MALE CORRESPONDENT: And Bosley just throws Corey to the ground.
MALE CORRESPONDENT: Every time he comes up the center screen, if there's any contact, he's going to call to the ground. Alright, let's take a look.
LILI LOOFBOUROW: Yeah haha that's so good. Yeah. That is a strategic performance that cannot be honored. And I think that the #MeToo movement has unleashed a lot of anger that has never been permitted to be expressed or felt.
FEMALE CORRESPONDENT: Don't you wave your hand at me. I wave my hand at you!
MALE CORRESPONDENT: Can you grow up [talking over].
FEMALE CORRESPONDENT: How dare you talk to women that way! How dare you! [Talking over]
[END OF CLIP]
MARIA GALLAGHER: What you're saying is that my assault doesn't matter. That what happened to me doesn't matter.
[END OF CLIP
LILI LOOFBOUROW: And I think that that is a pretty potent tool. And honestly I think it's actually very healthy for people who have been repressing and bottling up their anger into a socially acceptable performance for as long as they have been feeling it to be able to finally express it.
BROOKE GLADSTONE: So are you talking about Democratic women or Lindsey Graham.

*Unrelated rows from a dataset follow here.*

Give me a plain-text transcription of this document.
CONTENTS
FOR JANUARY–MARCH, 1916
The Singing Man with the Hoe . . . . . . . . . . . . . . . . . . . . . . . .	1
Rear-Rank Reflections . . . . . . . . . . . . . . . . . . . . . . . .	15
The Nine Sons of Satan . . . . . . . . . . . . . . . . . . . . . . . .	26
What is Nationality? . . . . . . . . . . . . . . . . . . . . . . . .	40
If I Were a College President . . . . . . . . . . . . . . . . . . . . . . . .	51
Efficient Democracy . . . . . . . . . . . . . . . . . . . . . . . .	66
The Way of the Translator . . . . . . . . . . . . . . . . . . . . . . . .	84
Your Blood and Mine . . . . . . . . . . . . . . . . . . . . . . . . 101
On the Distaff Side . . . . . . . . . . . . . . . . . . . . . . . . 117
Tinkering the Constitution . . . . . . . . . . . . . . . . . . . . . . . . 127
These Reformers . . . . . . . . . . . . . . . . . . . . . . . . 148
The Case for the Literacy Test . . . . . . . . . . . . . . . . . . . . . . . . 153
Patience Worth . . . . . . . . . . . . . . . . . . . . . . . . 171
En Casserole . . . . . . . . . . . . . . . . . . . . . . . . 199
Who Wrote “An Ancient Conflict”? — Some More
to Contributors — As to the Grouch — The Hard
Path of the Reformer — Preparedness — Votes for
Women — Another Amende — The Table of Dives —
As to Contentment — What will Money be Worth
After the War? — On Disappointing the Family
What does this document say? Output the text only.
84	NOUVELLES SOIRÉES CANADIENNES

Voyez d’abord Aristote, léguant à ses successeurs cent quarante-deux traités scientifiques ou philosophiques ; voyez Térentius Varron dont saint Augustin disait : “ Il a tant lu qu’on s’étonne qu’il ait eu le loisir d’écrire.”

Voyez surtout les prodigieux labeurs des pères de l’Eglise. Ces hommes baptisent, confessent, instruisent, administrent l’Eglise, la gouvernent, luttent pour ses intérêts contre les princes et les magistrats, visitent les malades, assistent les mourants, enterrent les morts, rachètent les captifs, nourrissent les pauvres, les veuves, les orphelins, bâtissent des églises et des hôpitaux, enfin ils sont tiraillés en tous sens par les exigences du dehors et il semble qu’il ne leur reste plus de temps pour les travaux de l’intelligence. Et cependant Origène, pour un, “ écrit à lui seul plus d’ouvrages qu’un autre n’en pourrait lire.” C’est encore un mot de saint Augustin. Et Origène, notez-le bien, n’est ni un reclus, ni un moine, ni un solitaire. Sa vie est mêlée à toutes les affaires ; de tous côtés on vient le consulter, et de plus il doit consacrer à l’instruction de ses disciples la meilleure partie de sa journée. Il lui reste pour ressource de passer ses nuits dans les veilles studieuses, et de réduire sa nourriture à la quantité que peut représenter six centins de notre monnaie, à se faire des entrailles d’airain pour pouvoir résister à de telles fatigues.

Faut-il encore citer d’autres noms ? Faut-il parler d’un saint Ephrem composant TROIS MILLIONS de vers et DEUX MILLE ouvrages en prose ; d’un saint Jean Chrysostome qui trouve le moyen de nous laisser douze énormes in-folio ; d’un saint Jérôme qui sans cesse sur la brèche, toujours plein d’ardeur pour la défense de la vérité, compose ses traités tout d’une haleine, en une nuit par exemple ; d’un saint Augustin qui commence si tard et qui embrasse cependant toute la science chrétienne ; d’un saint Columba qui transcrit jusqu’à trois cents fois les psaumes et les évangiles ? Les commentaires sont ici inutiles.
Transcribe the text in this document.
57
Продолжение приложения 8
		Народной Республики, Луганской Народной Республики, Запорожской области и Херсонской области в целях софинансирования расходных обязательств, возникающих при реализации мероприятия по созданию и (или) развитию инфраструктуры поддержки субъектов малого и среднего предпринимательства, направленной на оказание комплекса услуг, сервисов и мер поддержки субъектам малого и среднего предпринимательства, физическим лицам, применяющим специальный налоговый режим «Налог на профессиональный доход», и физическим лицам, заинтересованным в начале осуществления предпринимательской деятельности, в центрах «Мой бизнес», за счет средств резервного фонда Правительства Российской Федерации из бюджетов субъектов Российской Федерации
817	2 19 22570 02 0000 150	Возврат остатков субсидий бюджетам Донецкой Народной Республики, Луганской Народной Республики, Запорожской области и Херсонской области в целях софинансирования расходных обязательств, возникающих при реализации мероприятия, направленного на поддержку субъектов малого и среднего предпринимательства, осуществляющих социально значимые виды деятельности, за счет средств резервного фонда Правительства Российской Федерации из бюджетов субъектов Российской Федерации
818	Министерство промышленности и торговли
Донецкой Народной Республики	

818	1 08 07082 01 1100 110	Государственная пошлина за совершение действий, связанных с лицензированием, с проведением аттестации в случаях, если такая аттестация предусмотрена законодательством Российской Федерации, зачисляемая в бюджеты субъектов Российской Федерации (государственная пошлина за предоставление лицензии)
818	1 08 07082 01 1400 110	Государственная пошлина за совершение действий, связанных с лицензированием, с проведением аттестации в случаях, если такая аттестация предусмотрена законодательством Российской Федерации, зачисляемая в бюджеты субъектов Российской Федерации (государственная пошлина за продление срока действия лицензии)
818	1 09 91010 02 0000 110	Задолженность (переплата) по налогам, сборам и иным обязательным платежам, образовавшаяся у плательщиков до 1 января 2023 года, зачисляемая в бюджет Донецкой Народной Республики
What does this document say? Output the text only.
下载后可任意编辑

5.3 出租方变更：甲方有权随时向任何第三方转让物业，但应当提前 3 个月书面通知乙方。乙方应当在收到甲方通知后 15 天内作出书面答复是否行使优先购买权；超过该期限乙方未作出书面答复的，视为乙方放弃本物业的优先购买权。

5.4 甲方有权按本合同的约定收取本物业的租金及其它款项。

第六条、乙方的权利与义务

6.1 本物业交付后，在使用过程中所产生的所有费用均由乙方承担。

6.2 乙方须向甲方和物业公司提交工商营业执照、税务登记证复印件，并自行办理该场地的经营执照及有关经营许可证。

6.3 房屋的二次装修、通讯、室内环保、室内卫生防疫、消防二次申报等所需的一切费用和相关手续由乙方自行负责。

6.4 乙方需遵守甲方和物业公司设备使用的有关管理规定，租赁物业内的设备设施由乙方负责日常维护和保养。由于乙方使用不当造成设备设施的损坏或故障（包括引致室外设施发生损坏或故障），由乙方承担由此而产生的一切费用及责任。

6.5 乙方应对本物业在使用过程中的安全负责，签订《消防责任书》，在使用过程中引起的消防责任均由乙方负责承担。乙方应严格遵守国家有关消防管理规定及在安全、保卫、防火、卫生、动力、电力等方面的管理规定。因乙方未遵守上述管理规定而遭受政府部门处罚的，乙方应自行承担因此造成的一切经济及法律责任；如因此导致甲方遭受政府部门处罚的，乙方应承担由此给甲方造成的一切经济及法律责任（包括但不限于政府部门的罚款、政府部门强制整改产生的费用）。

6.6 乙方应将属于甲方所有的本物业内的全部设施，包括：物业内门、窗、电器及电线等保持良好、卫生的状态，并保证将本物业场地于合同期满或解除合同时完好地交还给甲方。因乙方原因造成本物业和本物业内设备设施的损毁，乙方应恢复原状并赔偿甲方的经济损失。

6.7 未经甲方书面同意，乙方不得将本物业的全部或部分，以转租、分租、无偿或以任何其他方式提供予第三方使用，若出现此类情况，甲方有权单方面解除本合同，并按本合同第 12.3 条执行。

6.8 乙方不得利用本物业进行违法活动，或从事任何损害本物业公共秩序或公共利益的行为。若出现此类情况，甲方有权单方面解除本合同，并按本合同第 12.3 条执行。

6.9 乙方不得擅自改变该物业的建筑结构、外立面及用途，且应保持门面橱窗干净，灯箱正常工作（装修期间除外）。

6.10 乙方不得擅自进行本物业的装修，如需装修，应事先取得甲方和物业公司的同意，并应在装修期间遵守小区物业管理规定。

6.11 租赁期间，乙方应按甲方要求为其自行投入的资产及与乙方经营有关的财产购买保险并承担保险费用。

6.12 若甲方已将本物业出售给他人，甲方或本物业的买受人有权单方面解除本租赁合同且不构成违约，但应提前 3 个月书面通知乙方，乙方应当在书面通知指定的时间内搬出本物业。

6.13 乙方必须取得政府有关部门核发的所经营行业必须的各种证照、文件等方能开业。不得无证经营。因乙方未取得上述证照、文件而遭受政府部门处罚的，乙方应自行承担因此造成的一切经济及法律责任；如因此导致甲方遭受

LILI LOOFBOUROW: I'm talking about Democratic women. I think Lindsey Graham has been expressing just fine. They think he's OK. But when I see that a man is very angry, it's a very instinctive reaction. I'm a little bit afraid and I think to myself oh well he must be right in some way I should retreat a little bit and give ground. That I find myself no longer being very impressed by. I think I'm not alone. The intimidating function that male anger used to serve I think is wearing thin.
BROOKE GLADSTONE: Thank you very much.
LILI LOOFBOUROW: Thanks for having me.
BROOKE GLADSTONE: Lili Loofbourow is a staff writer for Slate.